Making Charlestown, Massachusetts, his permanent home, he assisted in founding the church there in 1632, and became deacon, selectman, ensign, and surveyor.
Robert Hale's prosperity and intelligence no doubt led him to share in the desire which the leading colonists felt to educate preachers for their multiplying churches on their own soil, and we presently find him sending his eldest son, John, to Harvard College. John Hale, graduated in 1657, who was the first and long-settled pastor at Beverly, just beyond Salem, Massachusetts.

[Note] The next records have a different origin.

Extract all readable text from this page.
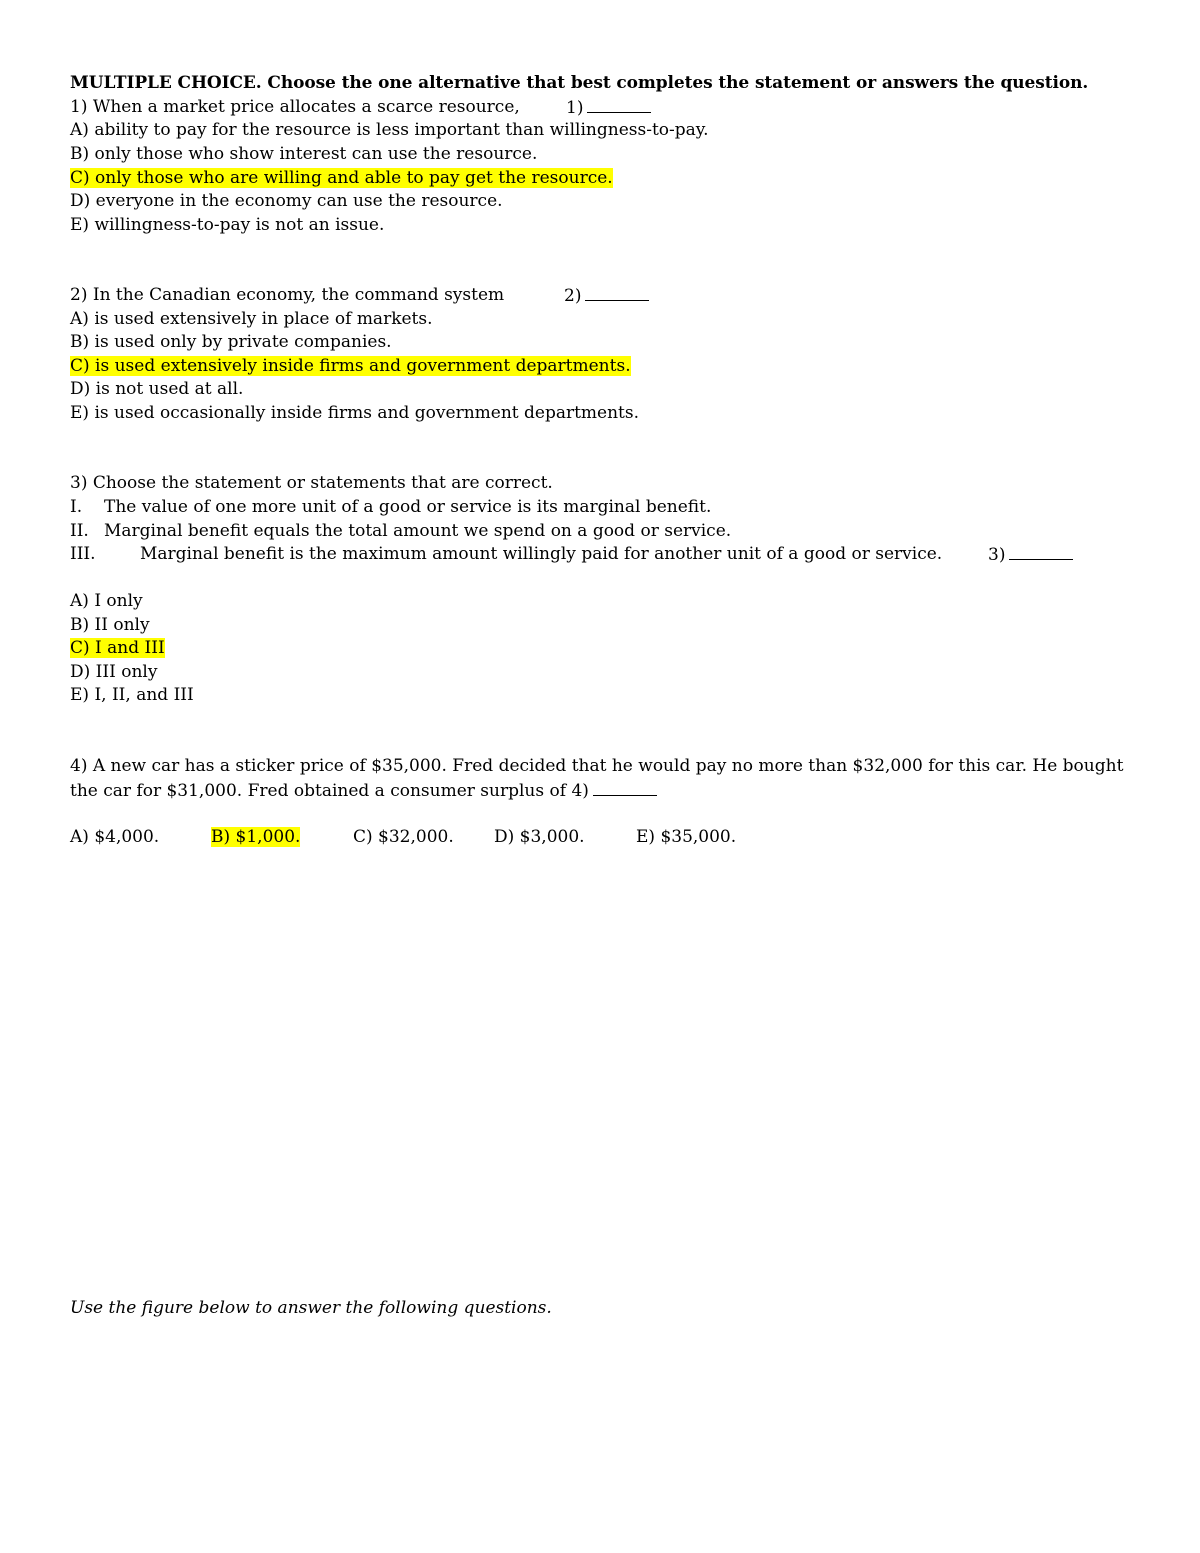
MULTIPLE CHOICE. Choose the one alternative that best completes the statement or answers the question.
1) When a market price allocates a scarce resource,	1)
A) ability to pay for the resource is less important than willingness-to-pay.
B) only those who show interest can use the resource.
C) only those who are willing and able to pay get the resource.
D) everyone in the economy can use the resource.
E) willingness-to-pay is not an issue.
2) In the Canadian economy, the command system	2)
A) is used extensively in place of markets.
B) is used only by private companies.
C) is used extensively inside firms and government departments.
D) is not used at all.
E) is used occasionally inside firms and government departments.
3) Choose the statement or statements that are correct.
I. The value of one more unit of a good or service is its marginal benefit.
II. Marginal benefit equals the total amount we spend on a good or service.
III.	Marginal benefit is the maximum amount willingly paid for another unit of a good or service.	3)
A) I only
B) II only
C) I and III
D) III only
E) I, II, and III
4) A new car has a sticker price of $35,000. Fred decided that he would pay no more than $32,000 for this car. He bought
the car for $31,000. Fred obtained a consumer surplus of 4)
A) $4,000.	B) $1,000.	C) $32,000. D) $3,000.	E) $35,000.
Use the figure below to answer the following questions.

He is described as a representative man, of recognized abilities, generous disposition, public-spirited, and, of course, a Calvinist of the prevailing robust type.
One of his neighbors, following him two or three years later, was that George Bunker whose famous hill stands in the new world for all and more than Marathon's mound has so long stood in the old.
It was to remain for a descendant of his in the fifth generation — the young captain of 1776 — to assist in ridding the ancestral farm of an enemy's presence.
The ships that sailed into Massachusetts Bay in the memorable years between 16 brought over what local historians like to call much "precious freight." They brought more than one stout heart and devoted group, which Old England could ill afford to spare, but in whom New England found her making.
Among these first comers — commonwealth builders as they were to prove— were the ancestors of Nathan Hale.